La película dirigida por el debutante Joseph Kosinski y escrita por un ejército de guionistas a partir de los personajes creados por el realizador primigenio, Steven Lisberger, tiene la ventaja de contar con el protagonista original, el gran Jeff Bridges, que después de años de sube y baja parece estar en su apogeo (viene de ganar el Oscar por Loco corazón y está a punto de estrenar la remake de Temple de acero, de los hermanos Coen, en el mismo personaje que le valió la estatuilla a John Wayne). El asunto es que Bridges vuelve aquí por partida doble: no sólo interpreta nuevamente al mago informático Kevin Flynn, que se había perdido en su propio mundo virtual, sino también –gracias al CGI, capaz de hacer unos milagros de rejuvenecimiento que harían las delicias de Mirtha Legrand– a su maligno avatar Clu, siempre joven y lozano, que ahora ha tomado el control de ese ciberespacio paralelo y retiene al viejo Kevin como prisionero. No sea cosa de que el genio pueda escapar de su botella y volver a convertirse otra vez, desde una pantalla y un teclado, en el amo deseoso de pulsar el botón de “delete”.
El asunto es que quien viene a rescatar a Kevin de su prisión digital es nada menos que su hijo Sam (el hierático Garrett Hedlund), resentido por haber crecido sin su padre a la vista, pero dispuesto a luchar por sus ideales, que ahora venimos a descubrir –un poco tarde– que son los del software libre. Sucede que mientras Kevin pensaba como Richard Stallman y los predicadores del copyleft, en su empresa aprovecharon su larga ausencia para sacar rédito de sus creaciones y seguir al pie de la letra las lecciones de Bill Gates: gratis, nada. (Algo no muy distinto, por cierto, a lo que piensa la propia Disney, que con este Tron: Legacy piensa volver a llenar sus arcas no sólo con el relanzamiento en dvd del film original sino con toda una serie de videojuegos inspirados en la nueva película, que nadie podrá disfrutar si no es pagando la licencia correspondiente, claro.)

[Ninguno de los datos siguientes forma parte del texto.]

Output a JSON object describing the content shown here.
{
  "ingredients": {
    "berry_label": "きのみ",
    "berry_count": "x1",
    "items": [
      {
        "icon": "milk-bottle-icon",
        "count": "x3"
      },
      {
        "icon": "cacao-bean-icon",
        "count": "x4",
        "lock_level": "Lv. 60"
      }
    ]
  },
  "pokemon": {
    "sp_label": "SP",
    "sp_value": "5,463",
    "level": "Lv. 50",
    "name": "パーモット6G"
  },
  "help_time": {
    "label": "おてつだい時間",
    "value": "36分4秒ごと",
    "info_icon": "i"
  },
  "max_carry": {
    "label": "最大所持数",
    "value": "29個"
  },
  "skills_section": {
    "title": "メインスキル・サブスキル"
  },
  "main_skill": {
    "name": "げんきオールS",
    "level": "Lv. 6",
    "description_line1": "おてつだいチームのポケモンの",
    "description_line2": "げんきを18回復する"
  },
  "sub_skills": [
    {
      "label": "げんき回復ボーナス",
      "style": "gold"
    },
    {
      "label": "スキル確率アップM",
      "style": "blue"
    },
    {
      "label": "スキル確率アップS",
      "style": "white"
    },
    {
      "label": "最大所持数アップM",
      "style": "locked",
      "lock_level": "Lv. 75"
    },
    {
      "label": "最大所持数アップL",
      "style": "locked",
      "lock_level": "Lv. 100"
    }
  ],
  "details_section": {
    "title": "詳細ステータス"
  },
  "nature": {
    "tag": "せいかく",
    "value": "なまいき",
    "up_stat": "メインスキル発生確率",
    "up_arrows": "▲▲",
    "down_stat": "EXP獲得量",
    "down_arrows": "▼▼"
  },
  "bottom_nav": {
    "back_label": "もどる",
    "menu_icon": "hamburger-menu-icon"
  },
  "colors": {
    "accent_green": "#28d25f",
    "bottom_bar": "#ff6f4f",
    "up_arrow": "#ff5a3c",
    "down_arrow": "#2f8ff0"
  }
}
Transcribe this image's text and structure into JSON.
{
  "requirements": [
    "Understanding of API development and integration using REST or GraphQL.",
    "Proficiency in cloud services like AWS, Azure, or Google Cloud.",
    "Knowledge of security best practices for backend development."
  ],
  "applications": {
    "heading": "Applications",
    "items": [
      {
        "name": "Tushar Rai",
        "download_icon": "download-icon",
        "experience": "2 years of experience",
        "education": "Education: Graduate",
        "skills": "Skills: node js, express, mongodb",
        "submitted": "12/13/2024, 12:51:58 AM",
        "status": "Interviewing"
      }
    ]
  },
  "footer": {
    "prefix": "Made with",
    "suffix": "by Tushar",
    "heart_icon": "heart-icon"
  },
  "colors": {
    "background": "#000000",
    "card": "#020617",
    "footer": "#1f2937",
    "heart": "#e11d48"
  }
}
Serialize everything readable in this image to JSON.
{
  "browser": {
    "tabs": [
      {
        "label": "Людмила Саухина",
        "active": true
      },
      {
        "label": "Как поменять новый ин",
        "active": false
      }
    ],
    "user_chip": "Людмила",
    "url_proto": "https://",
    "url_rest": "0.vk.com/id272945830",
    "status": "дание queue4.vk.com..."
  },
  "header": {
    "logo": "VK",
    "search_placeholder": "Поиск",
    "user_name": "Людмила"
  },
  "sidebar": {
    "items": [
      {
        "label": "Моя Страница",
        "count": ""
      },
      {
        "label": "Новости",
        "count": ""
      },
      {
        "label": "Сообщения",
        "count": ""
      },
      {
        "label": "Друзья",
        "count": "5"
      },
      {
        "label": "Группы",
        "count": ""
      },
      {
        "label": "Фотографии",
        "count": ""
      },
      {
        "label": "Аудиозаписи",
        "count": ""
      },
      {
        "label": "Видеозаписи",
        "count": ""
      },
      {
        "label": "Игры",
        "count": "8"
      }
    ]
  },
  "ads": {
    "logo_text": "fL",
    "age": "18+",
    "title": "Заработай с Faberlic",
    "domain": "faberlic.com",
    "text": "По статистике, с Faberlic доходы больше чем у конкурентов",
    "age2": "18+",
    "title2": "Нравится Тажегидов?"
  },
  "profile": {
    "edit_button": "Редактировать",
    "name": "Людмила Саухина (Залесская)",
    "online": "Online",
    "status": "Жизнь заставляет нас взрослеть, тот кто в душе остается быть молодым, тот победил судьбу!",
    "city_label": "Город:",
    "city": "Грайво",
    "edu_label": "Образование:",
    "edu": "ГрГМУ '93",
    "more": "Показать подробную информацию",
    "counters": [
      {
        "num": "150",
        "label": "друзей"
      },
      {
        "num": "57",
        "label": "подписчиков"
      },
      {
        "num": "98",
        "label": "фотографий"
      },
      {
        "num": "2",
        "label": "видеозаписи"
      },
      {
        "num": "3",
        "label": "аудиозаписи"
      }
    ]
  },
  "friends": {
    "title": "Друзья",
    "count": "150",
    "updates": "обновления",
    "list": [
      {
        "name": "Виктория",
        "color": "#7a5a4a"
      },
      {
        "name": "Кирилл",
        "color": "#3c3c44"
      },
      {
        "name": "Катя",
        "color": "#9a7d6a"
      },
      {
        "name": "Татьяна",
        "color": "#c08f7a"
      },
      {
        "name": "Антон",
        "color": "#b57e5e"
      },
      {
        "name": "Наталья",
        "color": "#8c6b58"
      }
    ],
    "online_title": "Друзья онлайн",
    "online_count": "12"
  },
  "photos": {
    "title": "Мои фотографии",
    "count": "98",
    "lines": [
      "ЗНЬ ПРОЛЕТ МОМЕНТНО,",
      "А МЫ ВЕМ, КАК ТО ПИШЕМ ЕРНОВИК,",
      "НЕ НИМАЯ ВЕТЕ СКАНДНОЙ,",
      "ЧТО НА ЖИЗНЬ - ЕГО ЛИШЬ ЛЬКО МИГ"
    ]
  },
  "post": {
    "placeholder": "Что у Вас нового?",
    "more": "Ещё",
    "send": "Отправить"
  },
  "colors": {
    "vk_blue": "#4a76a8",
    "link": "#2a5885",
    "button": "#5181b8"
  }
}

A diferencia del film original, que debía conformarse con lo que podía hacerse por aquella época (que no era poco, por cierto), este Tron: Legacy apuesta casi todas sus fichas al diseño de producción digital, creando dentro de ese videojuego un mundo propio, onda disco, hecho de neones, luces estroboscópicas y bodysuits de látex negro o fluorescente, especialmente pensados para el lucimiento de las chicas del elenco (la morocha Olivia Wilde, la rubia Beau Garrett, una buena y otra mala, claro). ¿La mejor escena? La primera batalla de Sam dentro del juego creado por su padre, en la que los “programas”, en un remedo de circo romano, quieren que corra la sangre de un “usuario”. ¿La más berreta? Kevin/Bridges meditando como una suerte de Yoda en su palacio kitsch de cristal. ¿La más bizarra? Aquella en la que Michael Sheen (el David Frost de Frost/Nixon) encarna a una estrella de la noche que parece salida del universo glam de David Bowie en su período Ziggy Stardust.